I accomplished the latter using IIS's URL Rewrite, with the following rule:
<rule name="StaticContentRes" patternSyntax="ECMAScript" stopProcessing="true">
<match url=".*" />
<conditions logicalGrouping="MatchAll">
<add input="{HTTP_HOST}" pattern="^maindomain$" />
<add input="{REQUEST_URI}" pattern="^/res/.*$" />
</conditions>
<action type="Redirect" url="https://staticdomain/{R:0}" />
</rule>
This works perfectly fine, and ensures requests for certain static content (all located in the "res" directory) are served only through staticdomain. However, I tried to further enforce that staticdomain be used ONLY for requests to that directory:
<rule name="RegularContent" patternSyntax="ECMAScript" stopProcessing="true">
<match url=".*" />
<conditions logicalGrouping="MatchAll">
<add input="{HTTP_HOST}" pattern="^staticdomain$" />
<add input="{REQUEST_URI}" pattern="^/res/.*$" negate="true" />
</conditions>
<action type="Redirect" url="https://maindomain/{R:0}" />
</rule>
Adding this second rule results in an infinite redirect loop whenever either domain is used to serve that directory. I'm completely stumped, as I thought the negate="true" logic was perfectly clean and workable. What can I do so that staticdomain requests are let through only if they're to the "res" dir, without incurring this loop?

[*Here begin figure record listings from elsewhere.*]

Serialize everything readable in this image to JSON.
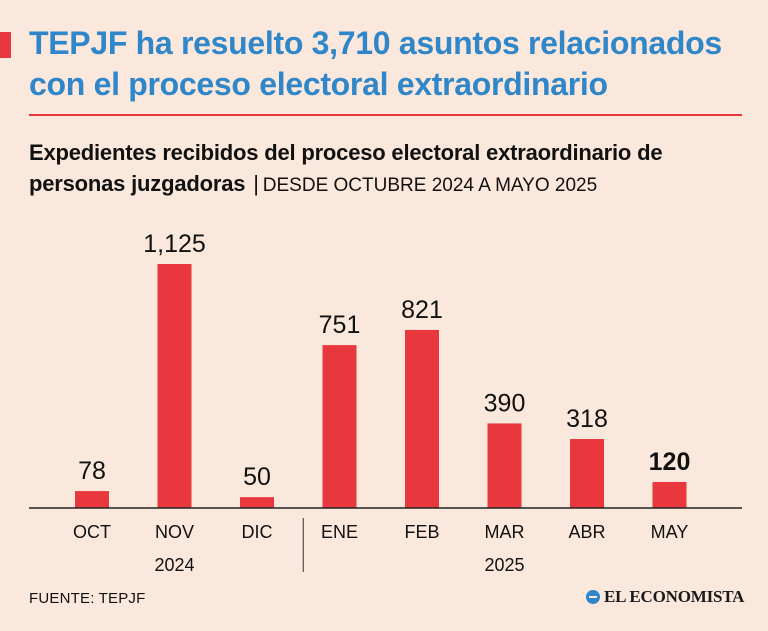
{
  "headline": "TEPJF ha resuelto 3,710 asuntos relacionados con el proceso electoral extraordinario",
  "subtitle": {
    "main": "Expedientes recibidos del proceso electoral extraordinario de personas juzgadoras",
    "separator": "|",
    "range": "DESDE OCTUBRE 2024 A MAYO 2025"
  },
  "colors": {
    "accent": "#e8383d",
    "headline": "#2f86c9",
    "background": "#fbe8dc"
  },
  "chart_data": {
    "type": "bar",
    "categories": [
      "OCT",
      "NOV",
      "DIC",
      "ENE",
      "FEB",
      "MAR",
      "ABR",
      "MAY"
    ],
    "values": [
      78,
      1125,
      50,
      751,
      821,
      390,
      318,
      120
    ],
    "data_labels": [
      "78",
      "1,125",
      "50",
      "751",
      "821",
      "390",
      "318",
      "120"
    ],
    "highlight_index": 7,
    "year_groups": [
      {
        "label": "2024",
        "start": 0,
        "end": 2
      },
      {
        "label": "2025",
        "start": 3,
        "end": 7
      }
    ],
    "ylim": [
      0,
      1125
    ],
    "grid": false,
    "bar_color": "#e8383d"
  },
  "footer": {
    "source": "FUENTE: TEPJF",
    "brand": "EL ECONOMISTA",
    "brand_icon": "el-economista-logo-icon"
  }
}
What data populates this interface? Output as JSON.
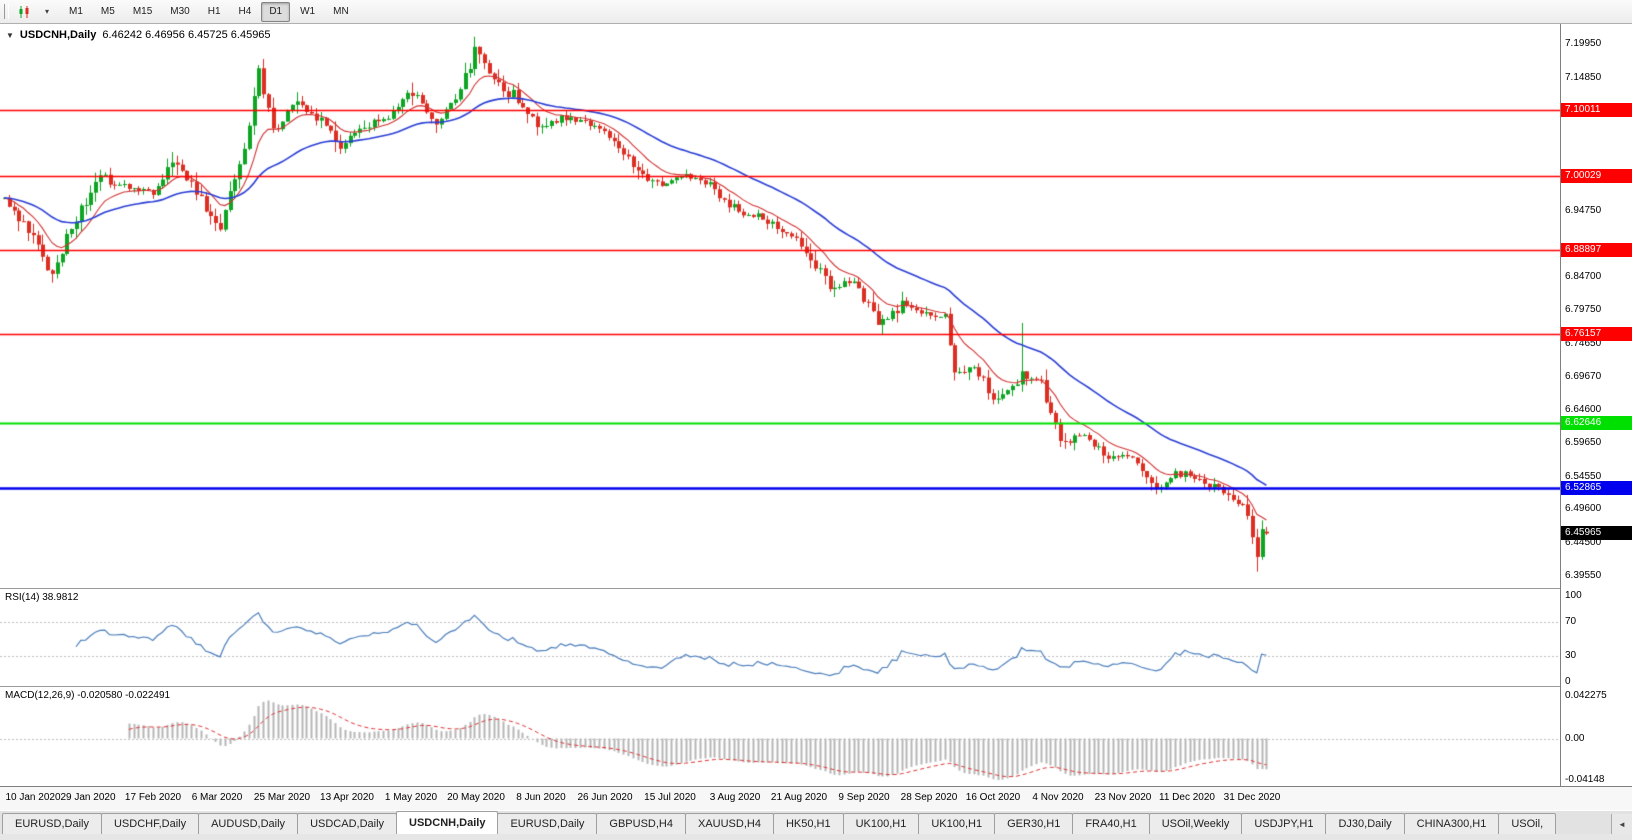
{
  "toolbar": {
    "timeframes": [
      {
        "label": "M1",
        "active": false
      },
      {
        "label": "M5",
        "active": false
      },
      {
        "label": "M15",
        "active": false
      },
      {
        "label": "M30",
        "active": false
      },
      {
        "label": "H1",
        "active": false
      },
      {
        "label": "H4",
        "active": false
      },
      {
        "label": "D1",
        "active": true
      },
      {
        "label": "W1",
        "active": false
      },
      {
        "label": "MN",
        "active": false
      }
    ]
  },
  "chart_header": {
    "collapse_icon": "▼",
    "symbol": "USDCNH,Daily",
    "ohlc": "6.46242 6.46956 6.45725 6.45965"
  },
  "bottom_tabs": {
    "scroll_left_icon": "◄",
    "items": [
      {
        "label": "EURUSD,Daily",
        "active": false
      },
      {
        "label": "USDCHF,Daily",
        "active": false
      },
      {
        "label": "AUDUSD,Daily",
        "active": false
      },
      {
        "label": "USDCAD,Daily",
        "active": false
      },
      {
        "label": "USDCNH,Daily",
        "active": true
      },
      {
        "label": "EURUSD,Daily",
        "active": false
      },
      {
        "label": "GBPUSD,H4",
        "active": false
      },
      {
        "label": "XAUUSD,H4",
        "active": false
      },
      {
        "label": "HK50,H1",
        "active": false
      },
      {
        "label": "UK100,H1",
        "active": false
      },
      {
        "label": "UK100,H1",
        "active": false
      },
      {
        "label": "GER30,H1",
        "active": false
      },
      {
        "label": "FRA40,H1",
        "active": false
      },
      {
        "label": "USOil,Weekly",
        "active": false
      },
      {
        "label": "USDJPY,H1",
        "active": false
      },
      {
        "label": "DJ30,Daily",
        "active": false
      },
      {
        "label": "CHINA300,H1",
        "active": false
      },
      {
        "label": "USOil,",
        "active": false
      }
    ]
  },
  "chart_data": {
    "type": "candlestick",
    "symbol": "USDCNH",
    "period": "Daily",
    "n_bars": 264,
    "price_axis": {
      "min": 6.3772,
      "max": 7.2301,
      "ticks": [
        "7.19950",
        "7.14850",
        "6.94750",
        "6.84700",
        "6.79750",
        "6.74650",
        "6.69670",
        "6.64600",
        "6.59650",
        "6.54550",
        "6.49600",
        "6.44500",
        "6.39550"
      ]
    },
    "levels": [
      {
        "value": 7.10011,
        "label": "7.10011",
        "color": "#ff0000",
        "width": 1.4
      },
      {
        "value": 7.00029,
        "label": "7.00029",
        "color": "#ff0000",
        "width": 1.4
      },
      {
        "value": 6.88897,
        "label": "6.88897",
        "color": "#ff0000",
        "width": 1.4
      },
      {
        "value": 6.76157,
        "label": "6.76157",
        "color": "#ff0000",
        "width": 1.4
      },
      {
        "value": 6.62646,
        "label": "6.62646",
        "color": "#00e000",
        "width": 2
      },
      {
        "value": 6.52865,
        "label": "6.52865",
        "color": "#0000ee",
        "width": 2.4
      }
    ],
    "current_price": {
      "value": 6.45965,
      "label": "6.45965",
      "color": "#000000"
    },
    "x_labels": [
      "10 Jan 2020",
      "29 Jan 2020",
      "17 Feb 2020",
      "6 Mar 2020",
      "25 Mar 2020",
      "13 Apr 2020",
      "1 May 2020",
      "20 May 2020",
      "8 Jun 2020",
      "26 Jun 2020",
      "15 Jul 2020",
      "3 Aug 2020",
      "21 Aug 2020",
      "9 Sep 2020",
      "28 Sep 2020",
      "16 Oct 2020",
      "4 Nov 2020",
      "23 Nov 2020",
      "11 Dec 2020",
      "31 Dec 2020"
    ],
    "price_path": [
      [
        0,
        6.966
      ],
      [
        6,
        6.905
      ],
      [
        10,
        6.845
      ],
      [
        14,
        6.925
      ],
      [
        20,
        6.995
      ],
      [
        26,
        6.982
      ],
      [
        31,
        6.975
      ],
      [
        36,
        7.025
      ],
      [
        40,
        6.968
      ],
      [
        45,
        6.928
      ],
      [
        50,
        7.045
      ],
      [
        53,
        7.158
      ],
      [
        56,
        7.07
      ],
      [
        60,
        7.11
      ],
      [
        65,
        7.09
      ],
      [
        70,
        7.05
      ],
      [
        75,
        7.078
      ],
      [
        80,
        7.09
      ],
      [
        85,
        7.128
      ],
      [
        90,
        7.082
      ],
      [
        95,
        7.125
      ],
      [
        98,
        7.188
      ],
      [
        101,
        7.155
      ],
      [
        107,
        7.115
      ],
      [
        112,
        7.072
      ],
      [
        117,
        7.09
      ],
      [
        122,
        7.078
      ],
      [
        127,
        7.058
      ],
      [
        132,
        7.003
      ],
      [
        137,
        6.99
      ],
      [
        142,
        7.002
      ],
      [
        147,
        6.988
      ],
      [
        152,
        6.948
      ],
      [
        157,
        6.94
      ],
      [
        162,
        6.918
      ],
      [
        167,
        6.888
      ],
      [
        172,
        6.832
      ],
      [
        177,
        6.842
      ],
      [
        182,
        6.772
      ],
      [
        187,
        6.808
      ],
      [
        192,
        6.788
      ],
      [
        196,
        6.79
      ],
      [
        198,
        6.708
      ],
      [
        202,
        6.71
      ],
      [
        207,
        6.66
      ],
      [
        212,
        6.702
      ],
      [
        216,
        6.69
      ],
      [
        220,
        6.6
      ],
      [
        225,
        6.606
      ],
      [
        230,
        6.578
      ],
      [
        235,
        6.572
      ],
      [
        240,
        6.53
      ],
      [
        245,
        6.552
      ],
      [
        250,
        6.538
      ],
      [
        255,
        6.518
      ],
      [
        258,
        6.498
      ],
      [
        260,
        6.455
      ],
      [
        261,
        6.432
      ],
      [
        262,
        6.462
      ],
      [
        263,
        6.4597
      ]
    ],
    "wick_events": [
      {
        "bar": 10,
        "low": 6.839
      },
      {
        "bar": 53,
        "high": 7.168
      },
      {
        "bar": 98,
        "high": 7.1985
      },
      {
        "bar": 212,
        "high": 6.778
      },
      {
        "bar": 261,
        "low": 6.402
      }
    ],
    "last_candle": {
      "o": 6.46242,
      "h": 6.46956,
      "l": 6.45725,
      "c": 6.45965
    },
    "ma": [
      {
        "period": 10,
        "color": "#d23535",
        "width": 1.1
      },
      {
        "period": 34,
        "color": "#2b3fd6",
        "width": 1.6
      }
    ],
    "colors": {
      "up": "#0fa524",
      "down": "#dd2e23",
      "background": "#ffffff"
    },
    "rsi": {
      "label": "RSI(14) 38.9812",
      "period": 14,
      "last_value": 38.9812,
      "color": "#4f81bd",
      "levels": [
        70,
        30
      ],
      "axis": [
        "100",
        "70",
        "30",
        "0"
      ],
      "axis_values": [
        100,
        70,
        30,
        0
      ]
    },
    "macd": {
      "label": "MACD(12,26,9) -0.020580 -0.022491",
      "fast": 12,
      "slow": 26,
      "signal": 9,
      "macd_value": -0.02058,
      "signal_value": -0.022491,
      "range": [
        -0.0415,
        0.0425
      ],
      "histogram_color": "#b6b6b6",
      "signal_color": "#e03535",
      "axis": [
        "0.042275",
        "0.00",
        "-0.04148"
      ],
      "axis_values": [
        0.042275,
        0,
        -0.04148
      ]
    }
  }
}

As often seems to be the case, I found the issue immediately after posting this question. Having stopProcessing="true" in the first rule meant that the second rule would never be used, since the match patterns in the first rule catches everything. I didn't realize that the added conditions are not taken into account when deciding whether a request has officially matched a rule (for the purposes of stopProcessing), just the match pattern.